A team of RI-MUHC researchers is developing DNA biomarkers to better pinpoint treatment options for patients with prostate cancer
Prostate cancer is frequently diagnosed, accounting for an estimated 20% of new cancers in Canadian men in 2022. Distinguishing between slow-growing, indolent tumours and the more aggressive, potentially life-threatening form of prostate cancer is difficult. A team of researchers from the Research Institute of the McGill University Health Centre (RI-MUHC) set out to discover whether DNA-based biomarkers could add prognostic information to existing tools to better tailor treatment selection.
In a recent paper published in the British Journal of Cancer, a team led by Jacques Lapointe, MD, PhD, a researcher in the Cancer Research Program at the RI-MUHC, studied DNA copy number alteration (CNA) classifiers. Accurate assessment of these biomarkers has the potential to improve outcomes for prostate cancer patients with low or intermediate risk disease, but current assessment methods are cumbersome and costly. In this new study, the research team developed and validated an accessible tool that successfully predicted post-treatment tumour recurrence.
Working with 448 tumour samples from patients treated by prostatectomy at the McGill University Health Centre and at the Kingston General Hospital, Dr. Lapointe and his team initially identified 14 CNAs as potential biomarkers to predict prostate cancer recurrence.
“We assessed the CNA classifier with an inexpensive PCR-based assay called multiplex ligation-dependent probe amplification, or MLPA,” says Walead Ebrahimizadeh, first author of the study and a doctoral student in Dr. Lapointe’s lab at the time of this work. “We recently developed and optimized this assay, which detects gains and deletions in specific prostate cancer-relevant genes.”
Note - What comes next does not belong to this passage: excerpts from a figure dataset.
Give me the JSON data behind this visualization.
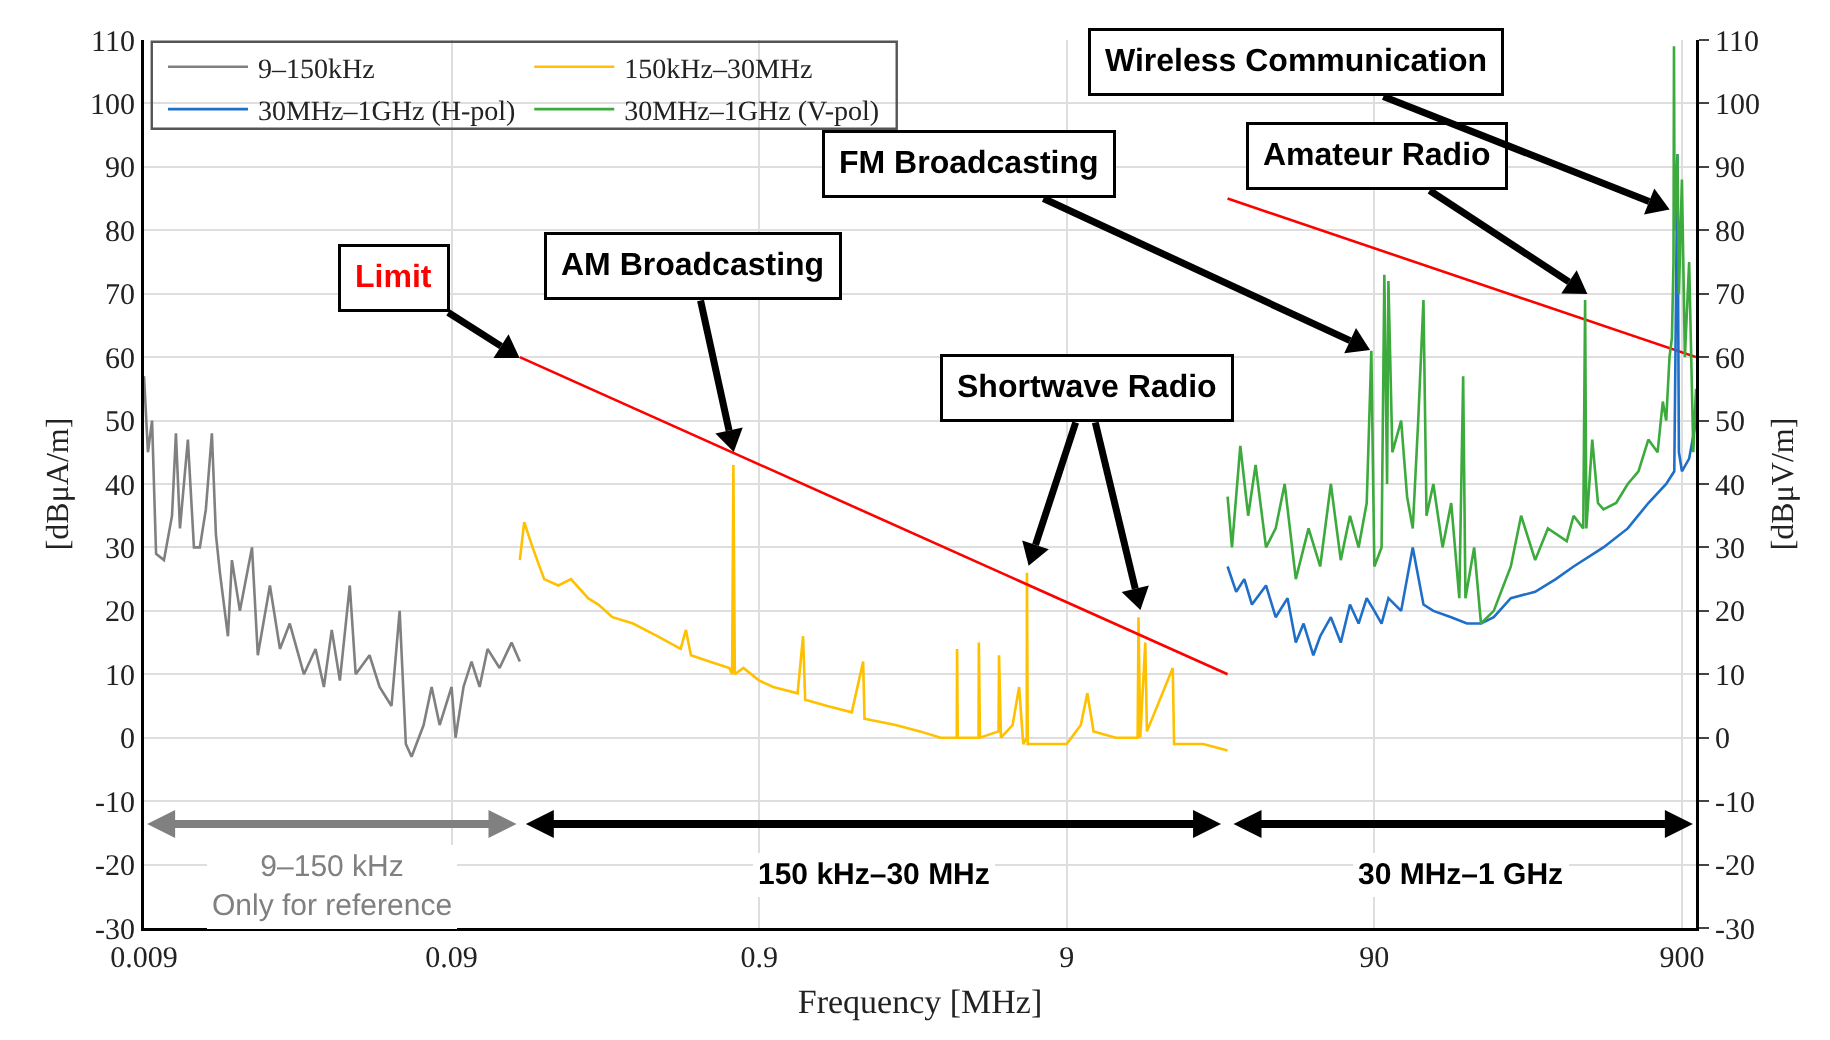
{
  "chart_data": {
    "type": "line",
    "xlabel": "Frequency [MHz]",
    "ylabel": "[dBμA/m]",
    "y2label": "[dBμV/m]",
    "log": "x",
    "grid": true,
    "legend": "top left",
    "xlim": [
      0.009,
      1000
    ],
    "xticks": [
      0.009,
      0.09,
      0.9,
      9,
      90,
      900
    ],
    "ylim": [
      -30,
      110
    ],
    "yticks": [
      -30,
      -20,
      -10,
      0,
      10,
      20,
      30,
      40,
      50,
      60,
      70,
      80,
      90,
      100,
      110
    ],
    "y2lim": [
      -30,
      110
    ],
    "y2ticks": [
      -30,
      -20,
      -10,
      0,
      10,
      20,
      30,
      40,
      50,
      60,
      70,
      80,
      90,
      100,
      110
    ],
    "series": [
      {
        "name": "9–150kHz",
        "color": "#808080",
        "x": [
          0.009,
          0.00927,
          0.00956,
          0.00985,
          0.01045,
          0.0111,
          0.01143,
          0.01178,
          0.0125,
          0.01308,
          0.01367,
          0.0143,
          0.01496,
          0.01542,
          0.01589,
          0.01687,
          0.01738,
          0.01845,
          0.0202,
          0.0211,
          0.0231,
          0.0249,
          0.0268,
          0.0298,
          0.0325,
          0.0346,
          0.0367,
          0.039,
          0.042,
          0.0439,
          0.0487,
          0.0525,
          0.0574,
          0.061,
          0.0639,
          0.0667,
          0.073,
          0.0775,
          0.0823,
          0.09,
          0.0927,
          0.0984,
          0.1045,
          0.111,
          0.1178,
          0.1289,
          0.141,
          0.15
        ],
        "values": [
          57,
          45,
          50,
          29,
          28,
          35,
          48,
          33,
          47,
          30,
          30,
          36,
          48,
          32,
          26,
          16,
          28,
          20,
          30,
          13,
          24,
          14,
          18,
          10,
          14,
          8,
          17,
          9,
          24,
          10,
          13,
          8,
          5,
          20,
          -1,
          -3,
          2,
          8,
          2,
          8,
          0,
          8,
          12,
          8,
          14,
          11,
          15,
          12
        ]
      },
      {
        "name": "150kHz–30MHz",
        "color": "#ffc000",
        "x": [
          0.15,
          0.155,
          0.165,
          0.18,
          0.2,
          0.22,
          0.25,
          0.27,
          0.3,
          0.35,
          0.42,
          0.5,
          0.52,
          0.54,
          0.62,
          0.72,
          0.735,
          0.742,
          0.75,
          0.8,
          0.9,
          1.0,
          1.2,
          1.25,
          1.27,
          1.5,
          1.8,
          1.96,
          1.98,
          2.5,
          3.0,
          3.5,
          3.95,
          3.96,
          3.98,
          4.65,
          4.66,
          4.7,
          5.4,
          5.42,
          5.5,
          6.0,
          6.3,
          6.5,
          6.67,
          6.68,
          6.72,
          8,
          9,
          10,
          10.5,
          11,
          13,
          15.3,
          15.4,
          15.6,
          16.2,
          16.4,
          19.9,
          20.1,
          25,
          30
        ],
        "values": [
          28,
          34,
          30,
          25,
          24,
          25,
          22,
          21,
          19,
          18,
          16,
          14,
          17,
          13,
          12,
          11,
          10,
          43,
          10,
          11,
          9,
          8,
          7,
          16,
          6,
          5,
          4,
          12,
          3,
          2,
          1,
          0,
          0,
          14,
          0,
          0,
          15,
          0,
          1,
          13,
          0,
          2,
          8,
          -1,
          0,
          26,
          -1,
          -1,
          -1,
          2,
          7,
          1,
          0,
          0,
          19,
          0,
          15,
          1,
          11,
          -1,
          -1,
          -2
        ]
      },
      {
        "name": "30MHz–1GHz (H-pol)",
        "color": "#1f6fc8",
        "axis": "y2",
        "x": [
          30,
          32,
          34,
          36,
          40,
          43,
          47,
          50,
          53,
          57,
          60,
          65,
          70,
          75,
          80,
          85,
          90,
          95,
          100,
          110,
          120,
          130,
          140,
          160,
          180,
          200,
          220,
          250,
          300,
          350,
          400,
          500,
          600,
          700,
          800,
          850,
          870,
          880,
          900,
          950,
          1000
        ],
        "values": [
          27,
          23,
          25,
          21,
          24,
          19,
          22,
          15,
          18,
          13,
          16,
          19,
          15,
          21,
          18,
          22,
          20,
          18,
          22,
          20,
          30,
          21,
          20,
          19,
          18,
          18,
          19,
          22,
          23,
          25,
          27,
          30,
          33,
          37,
          40,
          42,
          92,
          45,
          42,
          44,
          50
        ]
      },
      {
        "name": "30MHz–1GHz (V-pol)",
        "color": "#3daa3d",
        "axis": "y2",
        "x": [
          30,
          31,
          33,
          35,
          37,
          40,
          43,
          46,
          50,
          55,
          60,
          65,
          70,
          75,
          80,
          85,
          88,
          90,
          95,
          97,
          99,
          100,
          103,
          110,
          115,
          120,
          125,
          130,
          133,
          140,
          150,
          160,
          170,
          175,
          178,
          190,
          200,
          220,
          250,
          270,
          300,
          330,
          380,
          400,
          430,
          436,
          440,
          460,
          480,
          500,
          550,
          600,
          650,
          700,
          750,
          780,
          800,
          820,
          835,
          845,
          848,
          852,
          870,
          880,
          900,
          920,
          950,
          980,
          1000
        ],
        "values": [
          38,
          30,
          46,
          35,
          43,
          30,
          33,
          40,
          25,
          33,
          27,
          40,
          28,
          35,
          30,
          37,
          61,
          27,
          30,
          73,
          40,
          72,
          45,
          50,
          38,
          33,
          50,
          69,
          35,
          40,
          30,
          37,
          22,
          57,
          22,
          30,
          18,
          20,
          27,
          35,
          28,
          33,
          31,
          35,
          33,
          69,
          33,
          47,
          37,
          36,
          37,
          40,
          42,
          47,
          45,
          53,
          50,
          60,
          63,
          75,
          109,
          80,
          92,
          70,
          88,
          60,
          75,
          45,
          55
        ]
      },
      {
        "color": "#ff0000",
        "x": [
          0.15,
          30
        ],
        "values": [
          60,
          10
        ]
      },
      {
        "color": "#ff0000",
        "x": [
          30,
          1000
        ],
        "values": [
          85,
          60
        ]
      }
    ],
    "annotations": [
      "Limit",
      "AM Broadcasting",
      "Shortwave Radio",
      "FM Broadcasting",
      "Amateur Radio",
      "Wireless Communication",
      "9–150 kHz\nOnly for reference",
      "150 kHz–30 MHz",
      "30 MHz–1 GHz"
    ]
  }
}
MLPA provides a fast, easy and cost-effective approach for the assessment of candidate CNAs in small quantities of DNA. The team developed the MLPA assay to allow the assessment of all 14 selected CNAs at the same time.
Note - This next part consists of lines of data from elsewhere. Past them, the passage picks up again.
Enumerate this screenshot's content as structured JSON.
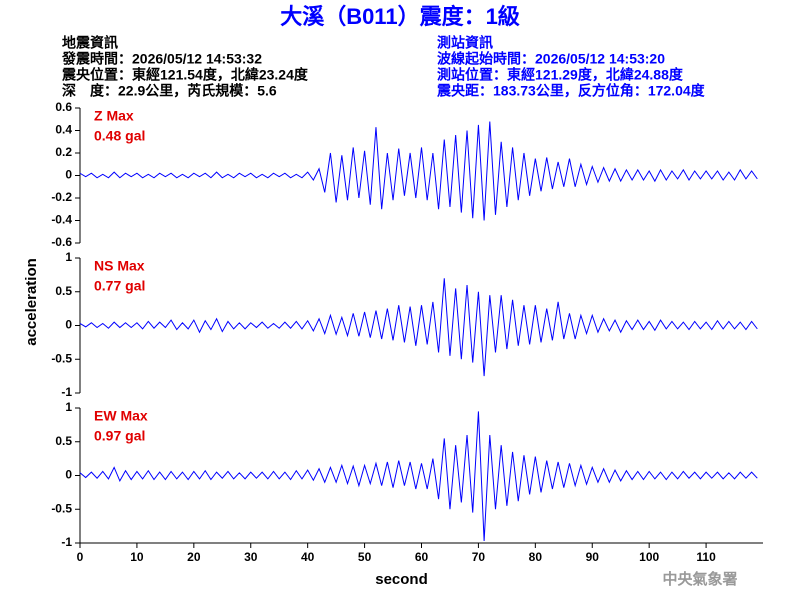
{
  "header": {
    "title": "大溪（B011）震度：1級",
    "left_lines": [
      "地震資訊",
      "發震時間：2026/05/12 14:53:32",
      "震央位置：東經121.54度，北緯23.24度",
      "深　度：22.9公里，芮氏規模：5.6"
    ],
    "right_lines": [
      "測站資訊",
      "波線起始時間：2026/05/12 14:53:20",
      "測站位置：東經121.29度，北緯24.88度",
      "震央距：183.73公里，反方位角：172.04度"
    ],
    "footer": "中央氣象署"
  },
  "chart_data": {
    "type": "line",
    "xlabel": "second",
    "ylabel": "acceleration",
    "xlim": [
      0,
      120
    ],
    "xticks": [
      0,
      10,
      20,
      30,
      40,
      50,
      60,
      70,
      80,
      90,
      100,
      110
    ],
    "x": [
      0,
      1,
      2,
      3,
      4,
      5,
      6,
      7,
      8,
      9,
      10,
      11,
      12,
      13,
      14,
      15,
      16,
      17,
      18,
      19,
      20,
      21,
      22,
      23,
      24,
      25,
      26,
      27,
      28,
      29,
      30,
      31,
      32,
      33,
      34,
      35,
      36,
      37,
      38,
      39,
      40,
      41,
      42,
      43,
      44,
      45,
      46,
      47,
      48,
      49,
      50,
      51,
      52,
      53,
      54,
      55,
      56,
      57,
      58,
      59,
      60,
      61,
      62,
      63,
      64,
      65,
      66,
      67,
      68,
      69,
      70,
      71,
      72,
      73,
      74,
      75,
      76,
      77,
      78,
      79,
      80,
      81,
      82,
      83,
      84,
      85,
      86,
      87,
      88,
      89,
      90,
      91,
      92,
      93,
      94,
      95,
      96,
      97,
      98,
      99,
      100,
      101,
      102,
      103,
      104,
      105,
      106,
      107,
      108,
      109,
      110,
      111,
      112,
      113,
      114,
      115,
      116,
      117,
      118,
      119
    ],
    "panels": [
      {
        "label": "Z Max",
        "max_label": "0.48 gal",
        "ylim": [
          -0.6,
          0.6
        ],
        "yticks": [
          0.6,
          0.4,
          0.2,
          0,
          -0.2,
          -0.4,
          -0.6
        ],
        "series": [
          {
            "color": "#0000ff",
            "values": [
              0.02,
              -0.01,
              0.02,
              -0.02,
              0.01,
              -0.02,
              0.03,
              -0.02,
              0.02,
              -0.01,
              0.02,
              -0.02,
              0.01,
              -0.02,
              0.02,
              -0.01,
              0.02,
              -0.02,
              0.01,
              -0.02,
              0.02,
              -0.01,
              0.02,
              -0.02,
              0.03,
              -0.02,
              0.01,
              -0.02,
              0.02,
              -0.01,
              0.02,
              -0.02,
              0.01,
              -0.02,
              0.02,
              -0.01,
              0.02,
              -0.02,
              0.01,
              -0.02,
              0.03,
              -0.04,
              0.06,
              -0.15,
              0.2,
              -0.24,
              0.18,
              -0.22,
              0.25,
              -0.2,
              0.22,
              -0.26,
              0.43,
              -0.3,
              0.2,
              -0.22,
              0.24,
              -0.18,
              0.2,
              -0.2,
              0.25,
              -0.22,
              0.2,
              -0.3,
              0.32,
              -0.28,
              0.36,
              -0.33,
              0.4,
              -0.38,
              0.45,
              -0.4,
              0.48,
              -0.35,
              0.3,
              -0.28,
              0.25,
              -0.22,
              0.2,
              -0.18,
              0.15,
              -0.14,
              0.16,
              -0.12,
              0.12,
              -0.1,
              0.15,
              -0.1,
              0.1,
              -0.08,
              0.08,
              -0.06,
              0.07,
              -0.05,
              0.06,
              -0.05,
              0.05,
              -0.04,
              0.05,
              -0.04,
              0.04,
              -0.05,
              0.05,
              -0.04,
              0.04,
              -0.03,
              0.05,
              -0.04,
              0.04,
              -0.03,
              0.04,
              -0.03,
              0.04,
              -0.04,
              0.03,
              -0.04,
              0.05,
              -0.03,
              0.04,
              -0.03
            ]
          }
        ]
      },
      {
        "label": "NS Max",
        "max_label": "0.77 gal",
        "ylim": [
          -1,
          1
        ],
        "yticks": [
          1,
          0.5,
          0,
          -0.5,
          -1
        ],
        "series": [
          {
            "color": "#0000ff",
            "values": [
              0.03,
              -0.02,
              0.04,
              -0.03,
              0.03,
              -0.04,
              0.05,
              -0.03,
              0.04,
              -0.03,
              0.04,
              -0.05,
              0.06,
              -0.04,
              0.05,
              -0.03,
              0.08,
              -0.06,
              0.04,
              -0.05,
              0.08,
              -0.1,
              0.07,
              -0.06,
              0.1,
              -0.09,
              0.06,
              -0.05,
              0.04,
              -0.05,
              0.04,
              -0.03,
              0.05,
              -0.04,
              0.03,
              -0.04,
              0.05,
              -0.04,
              0.06,
              -0.05,
              0.07,
              -0.08,
              0.1,
              -0.12,
              0.15,
              -0.13,
              0.12,
              -0.15,
              0.18,
              -0.16,
              0.2,
              -0.18,
              0.22,
              -0.2,
              0.25,
              -0.22,
              0.3,
              -0.25,
              0.28,
              -0.3,
              0.3,
              -0.28,
              0.35,
              -0.4,
              0.7,
              -0.45,
              0.55,
              -0.5,
              0.6,
              -0.55,
              0.5,
              -0.75,
              0.45,
              -0.4,
              0.45,
              -0.35,
              0.38,
              -0.3,
              0.3,
              -0.28,
              0.3,
              -0.25,
              0.25,
              -0.22,
              0.35,
              -0.2,
              0.18,
              -0.2,
              0.15,
              -0.12,
              0.15,
              -0.1,
              0.1,
              -0.08,
              0.08,
              -0.1,
              0.07,
              -0.06,
              0.08,
              -0.06,
              0.06,
              -0.07,
              0.08,
              -0.05,
              0.06,
              -0.05,
              0.05,
              -0.06,
              0.06,
              -0.05,
              0.05,
              -0.06,
              0.07,
              -0.05,
              0.06,
              -0.05,
              0.05,
              -0.06,
              0.06,
              -0.05
            ]
          }
        ]
      },
      {
        "label": "EW Max",
        "max_label": "0.97 gal",
        "ylim": [
          -1,
          1
        ],
        "yticks": [
          1,
          0.5,
          0,
          -0.5,
          -1
        ],
        "series": [
          {
            "color": "#0000ff",
            "values": [
              0.04,
              -0.03,
              0.05,
              -0.04,
              0.06,
              -0.05,
              0.12,
              -0.08,
              0.07,
              -0.06,
              0.06,
              -0.05,
              0.07,
              -0.06,
              0.05,
              -0.06,
              0.06,
              -0.05,
              0.05,
              -0.06,
              0.06,
              -0.05,
              0.07,
              -0.06,
              0.05,
              -0.04,
              0.06,
              -0.05,
              0.04,
              -0.05,
              0.05,
              -0.04,
              0.05,
              -0.05,
              0.06,
              -0.05,
              0.05,
              -0.06,
              0.07,
              -0.05,
              0.08,
              -0.07,
              0.1,
              -0.1,
              0.12,
              -0.1,
              0.15,
              -0.12,
              0.14,
              -0.15,
              0.15,
              -0.12,
              0.18,
              -0.15,
              0.2,
              -0.18,
              0.22,
              -0.15,
              0.2,
              -0.2,
              0.18,
              -0.2,
              0.25,
              -0.35,
              0.55,
              -0.5,
              0.45,
              -0.4,
              0.6,
              -0.55,
              0.95,
              -0.97,
              0.6,
              -0.5,
              0.45,
              -0.45,
              0.35,
              -0.38,
              0.3,
              -0.28,
              0.28,
              -0.25,
              0.22,
              -0.2,
              0.2,
              -0.18,
              0.18,
              -0.15,
              0.15,
              -0.13,
              0.12,
              -0.1,
              0.1,
              -0.1,
              0.08,
              -0.08,
              0.07,
              -0.06,
              0.06,
              -0.06,
              0.06,
              -0.05,
              0.05,
              -0.06,
              0.05,
              -0.05,
              0.06,
              -0.04,
              0.05,
              -0.05,
              0.05,
              -0.04,
              0.05,
              -0.05,
              0.04,
              -0.05,
              0.05,
              -0.04,
              0.05,
              -0.04
            ]
          }
        ]
      }
    ]
  }
}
“Previous research in our lab suggested that a combination of CNAs would help better stratify prostate cancer patients according to their risk of disease recurrence,” says Karl-Philippe Guérard, M.Sc., second author on the paper and a research associate in Dr. Lapointe’s laboratory.
“A unique aspect of our study was that we double-sampled in order to capture CNAs in low and high grade tumour areas,” adds Karl-Philippe Guérard. “This increases our predictive accuracy by accounting for the variability within a single tumour.”
The performance of the MLPA assay was confirmed using the “gold standard” methodology, fluorescence in situ hybridization.
“Our classifier marks a step toward personalized medicine for low or intermediate risk prostate cancers,” concludes Dr. Lapointe. “In the future, we hope to integrate CNA classifiers into routine clinical settings. Until then, our next step is to apply our MLPA assay to needle biopsies performed prior to prostate surgery and evaluate how the classifier can potentially assist decision-making when it comes to treatment.”